As I ducked and pivoted to face him, I raised my left hand to ward the blow, and he flowed around it, changing his blow to the other side, a backhand, descending blow at my right temple.

And four weeks practice on the road paid off in one heartbeat.

Unbidden, my right hand rose and covered his right wrist as my left hand passed close to my face, warding me from his point, and in fact he struck his point into the palm of my right hand because I was slow and it was dark, but I was already flowing on, ignoring the pain. My right hand gripped his, and my left rose, the point slipped out of my flesh, and I grabbed the blade and pushed at it, my fingers clumsy with blood and pain, but the grapple on his right wrist and the turning motion did its work and he let go the dagger as I spun him out and to my left, passing my left foot behind his, breaking his arm at the elbow and then throwing him to the ground, a foot on his arm, and his own dagger into his throat.

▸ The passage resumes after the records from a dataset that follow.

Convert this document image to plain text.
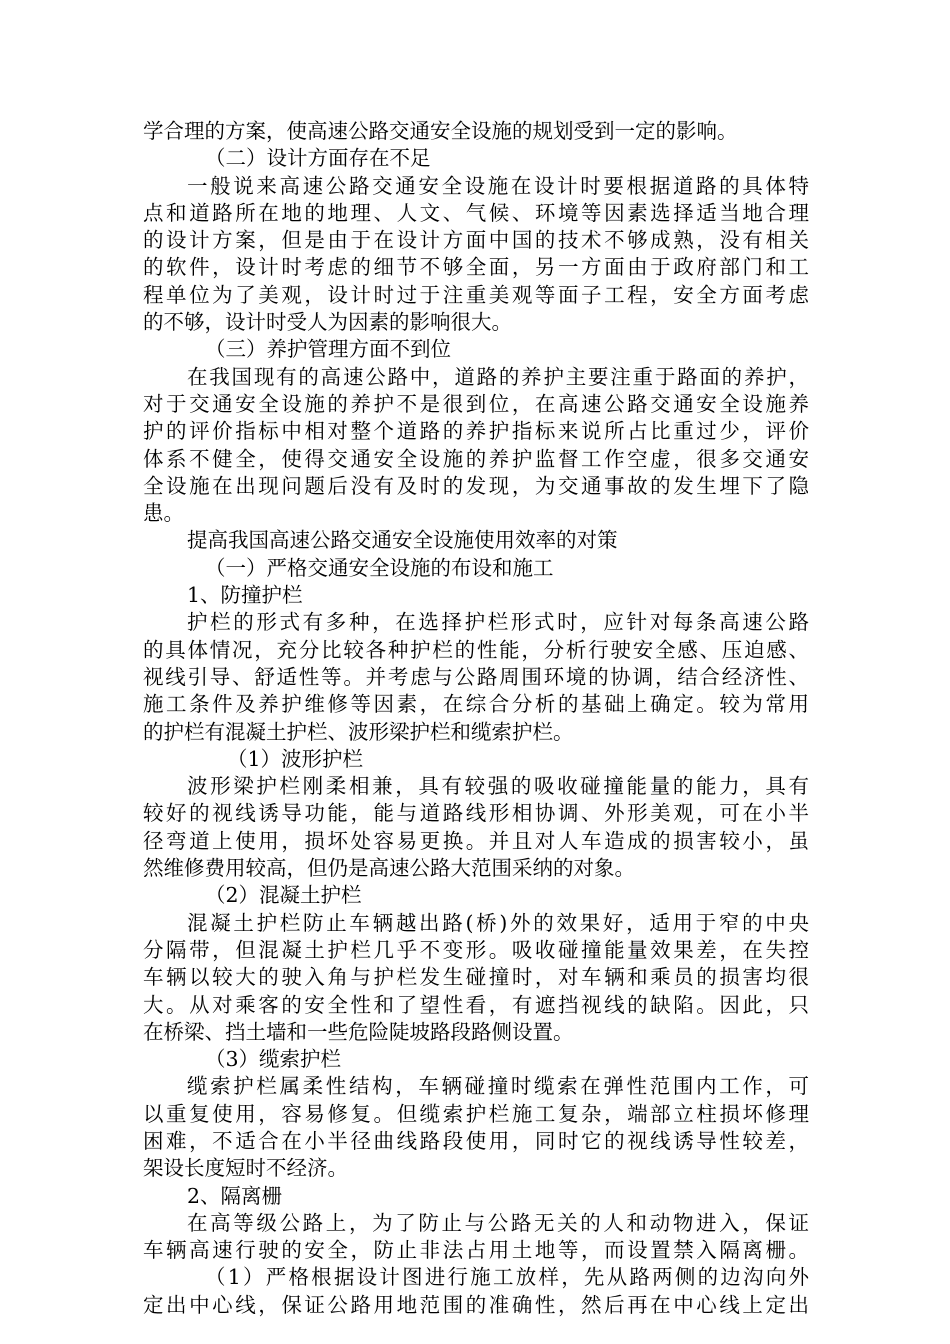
学合理的方案，使高速公路交通安全设施的规划受到一定的影响。
（二）设计方面存在不足
一般说来高速公路交通安全设施在设计时要根据道路的具体特
点和道路所在地的地理、人文、气候、环境等因素选择适当地合理
的设计方案，但是由于在设计方面中国的技术不够成熟，没有相关
的软件，设计时考虑的细节不够全面，另一方面由于政府部门和工
程单位为了美观，设计时过于注重美观等面子工程，安全方面考虑
的不够，设计时受人为因素的影响很大。
（三）养护管理方面不到位
在我国现有的高速公路中，道路的养护主要注重于路面的养护，
对于交通安全设施的养护不是很到位，在高速公路交通安全设施养
护的评价指标中相对整个道路的养护指标来说所占比重过少，评价
体系不健全，使得交通安全设施的养护监督工作空虚，很多交通安
全设施在出现问题后没有及时的发现，为交通事故的发生埋下了隐
患。
提高我国高速公路交通安全设施使用效率的对策
（一）严格交通安全设施的布设和施工
1、防撞护栏
护栏的形式有多种，在选择护栏形式时，应针对每条高速公路
的具体情况，充分比较各种护栏的性能，分析行驶安全感、压迫感、
视线引导、舒适性等。并考虑与公路周围环境的协调，结合经济性、
施工条件及养护维修等因素，在综合分析的基础上确定。较为常用
的护栏有混凝土护栏、波形梁护栏和缆索护栏。
（1）波形护栏
波形梁护栏刚柔相兼，具有较强的吸收碰撞能量的能力，具有
较好的视线诱导功能，能与道路线形相协调、外形美观，可在小半
径弯道上使用，损坏处容易更换。并且对人车造成的损害较小，虽
然维修费用较高，但仍是高速公路大范围采纳的对象。
（2）混凝土护栏
混凝土护栏防止车辆越出路(桥)外的效果好，适用于窄的中央
分隔带，但混凝土护栏几乎不变形。吸收碰撞能量效果差，在失控
车辆以较大的驶入角与护栏发生碰撞时，对车辆和乘员的损害均很
大。从对乘客的安全性和了望性看，有遮挡视线的缺陷。因此，只
在桥梁、挡土墙和一些危险陡坡路段路侧设置。
（3）缆索护栏
缆索护栏属柔性结构，车辆碰撞时缆索在弹性范围内工作，可
以重复使用，容易修复。但缆索护栏施工复杂，端部立柱损坏修理
困难，不适合在小半径曲线路段使用，同时它的视线诱导性较差，
架设长度短时不经济。
2、隔离栅
在高等级公路上，为了防止与公路无关的人和动物进入，保证
车辆高速行驶的安全，防止非法占用土地等，而设置禁入隔离栅。
（1）严格根据设计图进行施工放样，先从路两侧的边沟向外
定出中心线，保证公路用地范围的准确性，然后再在中心线上定出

But there were three of them.

The other two had hung back, and I didn’t go to the ground with the small man, but killed him with my back straight and my head up, so I saw the next pair come.

They had cudgels.

Cudgels are not to be spat on, friends. A stout oak branch can break a sword or turn a spear, and a strong man can break your arm right through your harness or break your head. Two big men with cudgels are long odds.